2.14. Statistical Analysis
Graphing and statistical analysis were performed using Prism GraphPad 6.0. Unpaired Student’s t-test and ANOVA were used to test for significance, and in all analyses, significance was taken as p < 0.05. All experiments were performed in triplicate or with six replicates per condition.
3. Results
3.1. CA2 Gene Elevates Expression in Primary ES Cells
We initially assessed the significance of carbonic anhydrase (CA) mRNAs in patients with Ewing sarcoma, both with and without relapse, using the GSE63155 dataset. This dataset contained mRNA sequences from 46 Ewing sarcoma patients, divided into two groups based on high and low expressions of Cas (based on median gene expression values). Among the detected CA mRNAs, high expression of CA2 mRNA was found to be directly correlated with patient relapse (Figure 1A, 2-way ANOVA, Bonferroni correction, p = 0.0088). To assess the clinical significance of this finding, survival curves were generated (Figure 1B). Although the log-rank test showed a marginal significance for gene expression (p = 0.081), we further validated this finding using primary Ewing sarcoma patient samples.
Our data indicate that among the five tested CA proteins, CAII exhibited significantly elevated levels in nine randomly selected primary samples with Ewing sarcoma (Supplemental Figure S2; Figure 1C, Kruskal–Wallis test, p = 0.0055). To delve deeper into the molecular pattern associated with CAII protein expression, we analyzed the GSE63155 dataset and identified the expression of 200 genes (Table S2). Among these, 116 displayed significant differential expression in CAII-positive Ewing sarcoma tumors (Mann–Whitney test, p < 0.05). Furthermore, Gene Ontology-based analysis of the 50 most regulated genes in CAII-positive Ewing sarcoma tissue (using String software) is shown in Figure 1D. This analysis suggests a direct association of CAII with genes involved in angiogenesis (GO: 0001525, FDR 2.3 × 10−5, and GO: 0001568, FDR 1.8 × 10−8) and cellular migration (GO: 0010632, FDR 0.00022, and GO: 0030334, FDR 0.00045). These findings suggest that the inhibition of CAII gene expression and/or enzymatic activity could offer therapeutic benefits for patients with Ewing sarcoma.

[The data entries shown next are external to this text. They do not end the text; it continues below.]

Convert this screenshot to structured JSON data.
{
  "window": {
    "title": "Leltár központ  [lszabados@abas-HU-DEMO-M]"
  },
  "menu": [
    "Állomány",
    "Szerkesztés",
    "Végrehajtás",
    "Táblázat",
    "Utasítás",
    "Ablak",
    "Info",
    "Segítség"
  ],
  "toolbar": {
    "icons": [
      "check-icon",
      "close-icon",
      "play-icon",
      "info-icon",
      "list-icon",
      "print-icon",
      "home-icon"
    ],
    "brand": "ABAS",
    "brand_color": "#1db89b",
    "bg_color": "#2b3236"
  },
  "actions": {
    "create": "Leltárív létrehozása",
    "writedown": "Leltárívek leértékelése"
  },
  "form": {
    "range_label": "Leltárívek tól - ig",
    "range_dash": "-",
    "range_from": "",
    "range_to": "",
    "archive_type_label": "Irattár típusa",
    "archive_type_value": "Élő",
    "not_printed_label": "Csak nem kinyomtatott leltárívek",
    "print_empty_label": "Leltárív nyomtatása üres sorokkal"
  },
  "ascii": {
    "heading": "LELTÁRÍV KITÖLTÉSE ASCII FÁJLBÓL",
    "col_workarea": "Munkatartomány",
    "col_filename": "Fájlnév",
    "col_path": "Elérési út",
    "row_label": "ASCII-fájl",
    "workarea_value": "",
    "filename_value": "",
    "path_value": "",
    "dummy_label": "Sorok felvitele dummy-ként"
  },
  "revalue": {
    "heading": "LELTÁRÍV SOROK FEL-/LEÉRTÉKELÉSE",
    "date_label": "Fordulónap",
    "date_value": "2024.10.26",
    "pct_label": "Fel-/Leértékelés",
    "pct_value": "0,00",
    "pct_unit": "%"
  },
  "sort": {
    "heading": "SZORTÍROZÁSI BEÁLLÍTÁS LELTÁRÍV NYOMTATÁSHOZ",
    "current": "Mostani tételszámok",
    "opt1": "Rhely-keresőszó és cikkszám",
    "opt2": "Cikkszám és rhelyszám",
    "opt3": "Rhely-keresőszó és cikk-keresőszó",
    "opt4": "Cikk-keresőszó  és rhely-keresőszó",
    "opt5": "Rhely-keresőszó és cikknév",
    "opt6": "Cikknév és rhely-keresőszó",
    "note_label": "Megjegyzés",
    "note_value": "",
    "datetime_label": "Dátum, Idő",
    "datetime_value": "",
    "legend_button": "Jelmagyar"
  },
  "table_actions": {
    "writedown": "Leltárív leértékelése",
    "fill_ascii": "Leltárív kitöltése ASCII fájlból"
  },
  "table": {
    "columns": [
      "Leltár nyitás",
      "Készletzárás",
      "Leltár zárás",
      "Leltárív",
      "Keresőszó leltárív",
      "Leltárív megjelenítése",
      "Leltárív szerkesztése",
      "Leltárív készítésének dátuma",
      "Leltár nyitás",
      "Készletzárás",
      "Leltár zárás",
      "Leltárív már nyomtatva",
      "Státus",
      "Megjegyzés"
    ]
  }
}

3.2. Inhibition of CAII Decreases ES Tumor Cell Proliferation
Expression analysis of ES-associated signature genes and molecules involved in disease-associated signaling pathways has previously been conducted [24,25,26]. To assess the potential impact of inhibiting CAII-mediated pathways on ES tumor proliferation and migration, we employed several low- to sub-nanomolar CAII inhibitors. In vitro experiments were conducted using Ewing sarcoma patient-derived ES30, ES33, and ES36 tumor cells to evaluate the effectiveness of each inhibitor. Human embryonic fibroblasts (M19) served as normal cell controls. For comparison of anticancer activity, we included acetazolamide (AAZ), recognized for its inhibition of CAII, IV, VII, and XII expression [27], and cisplatin, known for its anticancer properties in blocking osteosarcoma invasion [28].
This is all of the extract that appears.